Madison Mural honors the life of Otis Redding

50th anniversary of Redding's death in Lake Monona
Madison Mural honors the life of Otis Redding
Photo courtesy Henrique Nardi, via
The artists stand in front of the "Try A Little Tenderness" mural located on Williamson Street.

On Dec. 10, 1967, the world lost a music great when his plane tragically crashed into Madison’s Lake Monona.

At 26, Otis Redding was flying to Madison to perform in a nightclub near the University of Wisconsin. The young singer-songwriter and record producer had just finished recording his hit chart topper “Sittin’ On The Dock of the Bay” three days before his untimely death.

As 2017 marks the 50th anniversary of Redding’s death and what would have been his 75th birthday, artist and project organizer Henrique Nardi decided to honor the great soul singer with a mural highlighting Redding’s song “Try a Little Tenderness” on Williamson Street.

Nardi, an Otis Redding fan, found out Redding died in Madison after he arrived in 2014 from Brazil and said he thought it was important to have something honoring him in the city.

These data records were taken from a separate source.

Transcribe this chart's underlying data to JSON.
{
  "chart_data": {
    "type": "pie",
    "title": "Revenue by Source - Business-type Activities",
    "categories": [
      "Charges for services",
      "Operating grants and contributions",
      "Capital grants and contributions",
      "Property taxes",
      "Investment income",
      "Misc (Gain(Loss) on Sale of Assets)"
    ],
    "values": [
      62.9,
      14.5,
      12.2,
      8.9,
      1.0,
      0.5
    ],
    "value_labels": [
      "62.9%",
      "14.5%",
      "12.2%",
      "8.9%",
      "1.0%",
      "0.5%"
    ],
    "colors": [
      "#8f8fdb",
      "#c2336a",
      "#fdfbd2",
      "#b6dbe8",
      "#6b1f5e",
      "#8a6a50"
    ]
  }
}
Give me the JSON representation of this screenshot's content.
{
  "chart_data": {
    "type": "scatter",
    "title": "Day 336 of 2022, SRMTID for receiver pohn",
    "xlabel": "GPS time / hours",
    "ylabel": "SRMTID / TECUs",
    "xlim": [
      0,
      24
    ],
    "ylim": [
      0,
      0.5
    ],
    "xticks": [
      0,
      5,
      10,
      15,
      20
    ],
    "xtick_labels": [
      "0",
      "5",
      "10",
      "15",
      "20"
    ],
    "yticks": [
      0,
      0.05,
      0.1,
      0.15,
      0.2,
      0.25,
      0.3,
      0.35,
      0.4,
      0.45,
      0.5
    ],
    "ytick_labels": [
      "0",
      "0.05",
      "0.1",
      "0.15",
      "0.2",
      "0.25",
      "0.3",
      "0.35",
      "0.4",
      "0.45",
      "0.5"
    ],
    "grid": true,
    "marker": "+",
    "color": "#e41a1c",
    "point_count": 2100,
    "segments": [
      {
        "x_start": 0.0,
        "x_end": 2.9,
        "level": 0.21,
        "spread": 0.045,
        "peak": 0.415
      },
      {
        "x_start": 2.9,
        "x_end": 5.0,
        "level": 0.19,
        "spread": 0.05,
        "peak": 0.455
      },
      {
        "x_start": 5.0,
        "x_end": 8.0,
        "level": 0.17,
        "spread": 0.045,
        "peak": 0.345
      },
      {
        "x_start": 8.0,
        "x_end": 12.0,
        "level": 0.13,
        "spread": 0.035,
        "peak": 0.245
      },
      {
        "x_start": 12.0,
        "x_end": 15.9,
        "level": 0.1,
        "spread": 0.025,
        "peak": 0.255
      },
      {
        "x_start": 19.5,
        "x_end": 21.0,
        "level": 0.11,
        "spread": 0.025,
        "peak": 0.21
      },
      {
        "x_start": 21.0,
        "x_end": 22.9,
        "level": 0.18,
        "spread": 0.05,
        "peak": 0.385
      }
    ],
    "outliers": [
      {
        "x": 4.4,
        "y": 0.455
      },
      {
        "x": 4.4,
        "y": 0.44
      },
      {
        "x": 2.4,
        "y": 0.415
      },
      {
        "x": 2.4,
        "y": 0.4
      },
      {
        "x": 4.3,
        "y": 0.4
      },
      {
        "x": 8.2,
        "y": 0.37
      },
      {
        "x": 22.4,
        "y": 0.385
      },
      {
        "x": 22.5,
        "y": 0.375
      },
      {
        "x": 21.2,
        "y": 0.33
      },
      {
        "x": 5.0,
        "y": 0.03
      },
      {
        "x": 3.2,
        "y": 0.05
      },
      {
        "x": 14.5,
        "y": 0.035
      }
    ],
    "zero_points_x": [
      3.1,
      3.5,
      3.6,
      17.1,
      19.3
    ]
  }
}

Nardi asked two of his friends from Brazil, Jackson Alves and Cyla Costa, who were also artists and in town for a conference, to stay a little after to help create the new mural. The three all have backgrounds as lettering artists.

Before he knew they were arriving, he wanted to create some sort of homage to Redding in Madison, but when he found out his friends were coming, he decided to make the mural about Redding.

“Only after that I thought, whoa, this could be the chance to do that Otis homage and everybody jumped on it right from the start,” Nardi said.

The Madison Arts Commission steered Nardi toward the Willy Street area since they were looking for more murals.

“By having a mural you draw people’s attention to it and it makes the neighborhood more colorful and interesting in general,” Nardi said.

The three artists had to work quickly since they only had five days to complete the mural. Nardi said artists Lynn Lee, Raymond Mawst and Pete Hodapp also came to help install. Nardi said they worked through the night in order to trace the mural on to the wall, and when rain interrupted the process midweek, they had to work quickly their last day in town to put on the final touches.

For Nardi, the timing of the mural was perfect and he hopes the mural will be somehow involved in the celebration of Redding this year.

“I believe that the mural is an art expression, and in this particular mural, it told a kind expression, which is try a little tenderness,” Nardi said.